Horsepower can be converted into several other units. For example, 1 hp is equivalent to 746 W or 2545 Btus/hr. In other words, if you took a 1-hp horse and put it on a treadmill, it could operate a generator producing a continuous 746 W. If you took that 746 W and ran it through an electric heater, it would produce 2545 Btus/hr (Btu is the amount of energy needed to raise the temperature of one pound of water one degree F). One Btu is equal to 1055 joules, 252 gram-calories, or 0.252 food calories. Presumably, the horse would burn 641 calories in 1 hr doing the work if it were 100% efficient.

**Measurement**

A dynamometer is used to determine the horsepower of an engine. The dynamometer places a load on the engine and measures the amount of power it can produce against that load at different rpms.

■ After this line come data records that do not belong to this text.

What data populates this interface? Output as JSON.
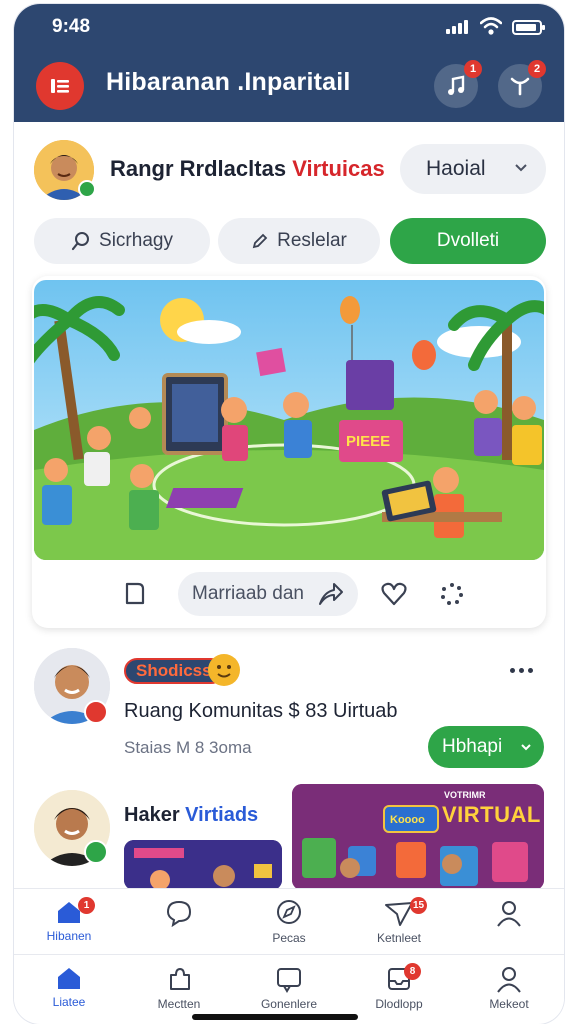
{
  "status_bar": {
    "time": "9:48"
  },
  "header": {
    "title": "Hibaranan .Inparitail",
    "music_badge": "1",
    "notif_badge": "2",
    "colors": {
      "bar": "#2d4770",
      "accent": "#e0382f"
    }
  },
  "profile": {
    "name_main": "Rangr Rrdlacltas",
    "name_accent": "Virtuicas",
    "select_value": "Haoial"
  },
  "chips": [
    {
      "label": "Sicrhagy",
      "icon": "search-icon"
    },
    {
      "label": "Reslelar",
      "icon": "pencil-icon"
    },
    {
      "label": "Dvolleti",
      "icon": ""
    }
  ],
  "feed_card": {
    "comment_placeholder": "Marriaab dan",
    "hero_sign": "PIEEE"
  },
  "post": {
    "badge": "Shodicss",
    "title": "Ruang Komunitas  $ 83 Uirtuab",
    "subtitle": "Staias M 8 3oma",
    "join_label": "Hbhapi"
  },
  "post2": {
    "title_main": "Haker",
    "title_accent": "Virtiads",
    "banner_small": "VOTRIMR",
    "banner_title": "VIRTUAL",
    "banner_sign": "Koooo"
  },
  "nav_top": [
    {
      "label": "Hibanen",
      "icon": "home-icon",
      "badge": "1",
      "active": true
    },
    {
      "label": "",
      "icon": "chat-bubble-icon",
      "badge": "",
      "active": false
    },
    {
      "label": "Pecas",
      "icon": "compass-icon",
      "badge": "",
      "active": false
    },
    {
      "label": "Ketnleet",
      "icon": "send-icon",
      "badge": "15",
      "active": false
    },
    {
      "label": "",
      "icon": "person-icon",
      "badge": "",
      "active": false
    }
  ],
  "nav_bottom": [
    {
      "label": "Liatee",
      "icon": "home-icon",
      "badge": "",
      "active": true
    },
    {
      "label": "Mectten",
      "icon": "puzzle-icon",
      "badge": "",
      "active": false
    },
    {
      "label": "Gonenlere",
      "icon": "message-icon",
      "badge": "",
      "active": false
    },
    {
      "label": "Dlodlopp",
      "icon": "inbox-icon",
      "badge": "8",
      "active": false
    },
    {
      "label": "Mekeot",
      "icon": "person-icon",
      "badge": "",
      "active": false
    }
  ]
}
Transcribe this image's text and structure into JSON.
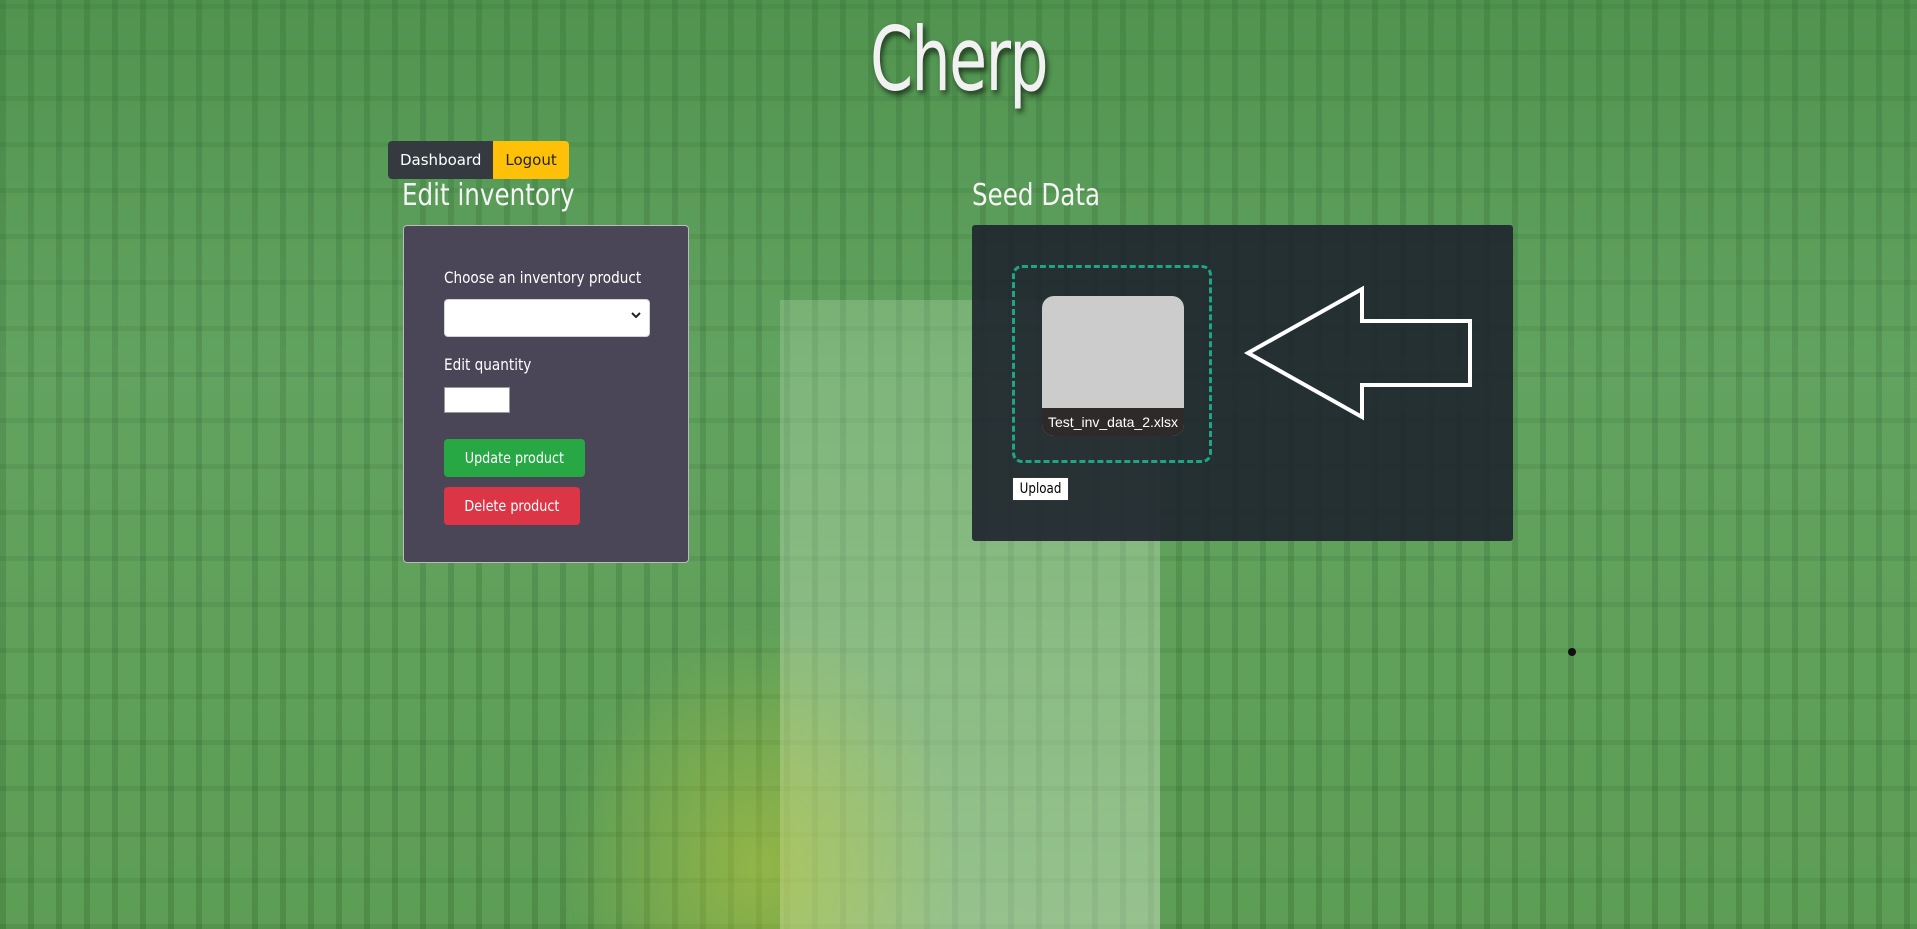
{
  "app": {
    "title": "Cherp"
  },
  "nav": {
    "dashboard_label": "Dashboard",
    "logout_label": "Logout"
  },
  "edit_inventory": {
    "heading": "Edit inventory",
    "choose_label": "Choose an inventory product",
    "selected_product": "",
    "quantity_label": "Edit quantity",
    "quantity_value": "",
    "update_label": "Update product",
    "delete_label": "Delete product"
  },
  "seed_data": {
    "heading": "Seed Data",
    "file_name": "Test_inv_data_2.xlsx",
    "upload_label": "Upload"
  },
  "icons": {
    "select_chevron": "chevron-down-icon",
    "drop_arrow": "arrow-left-icon"
  },
  "colors": {
    "dashboard_bg": "#343a40",
    "logout_bg": "#ffc107",
    "update_bg": "#28a745",
    "delete_bg": "#dc3545",
    "dropzone_border": "#1fa584",
    "edit_card_bg": "#4a4658",
    "seed_card_bg": "#1e242e"
  }
}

For example, you might hook an engine to a dynamometer, floor it, apply enough load to keep the engine at 7000 rpm, and record the load. Additional load is applied to knock the rpm down to 6500, 6000, 5500, and so on. You can also start at a low rpm and work upward.

The dynamometer is actually measuring engine torque (in ft-lb). To understand the concept of torque, imagine that you are removing a bolt using a socket wrench with a 2-ft-long handle. You apply 50 lb of force to that handle. In other words, you are applying a torque, or turning force, of 100 ft-lb to the bolt. You could get the same 100 ft-lb of torque by applying 1 lb of force to the end of a 100-ft handle or 100 lb of force to a 1-ft handle.

Similarly, if you attach a shaft to an engine, the engine can apply torque to the shaft. A dynamometer measures this torque. Multiply the torque by rpms/5252 to determine horsepower.

Plotting horsepower versus the rpm values produces a horsepower curve for the engine. The graph below reveals than all engines have a peak horsepower, which is the rpm value at which the power available from the engine is at its maximum.

An engine also has a peak torque at a specific rpm. You will often see this expressed in a brochure or a review in a magazine as “320 hp @ 6500 rpm, 290 ft-lb torque @ 5000 rpm.” When someone says an engine has “lots of low-end torque,” they mean the peak torque occurs at a fairly low rpm value, like 2000 or 3000.

The curve also reveals where the engine has maximum power.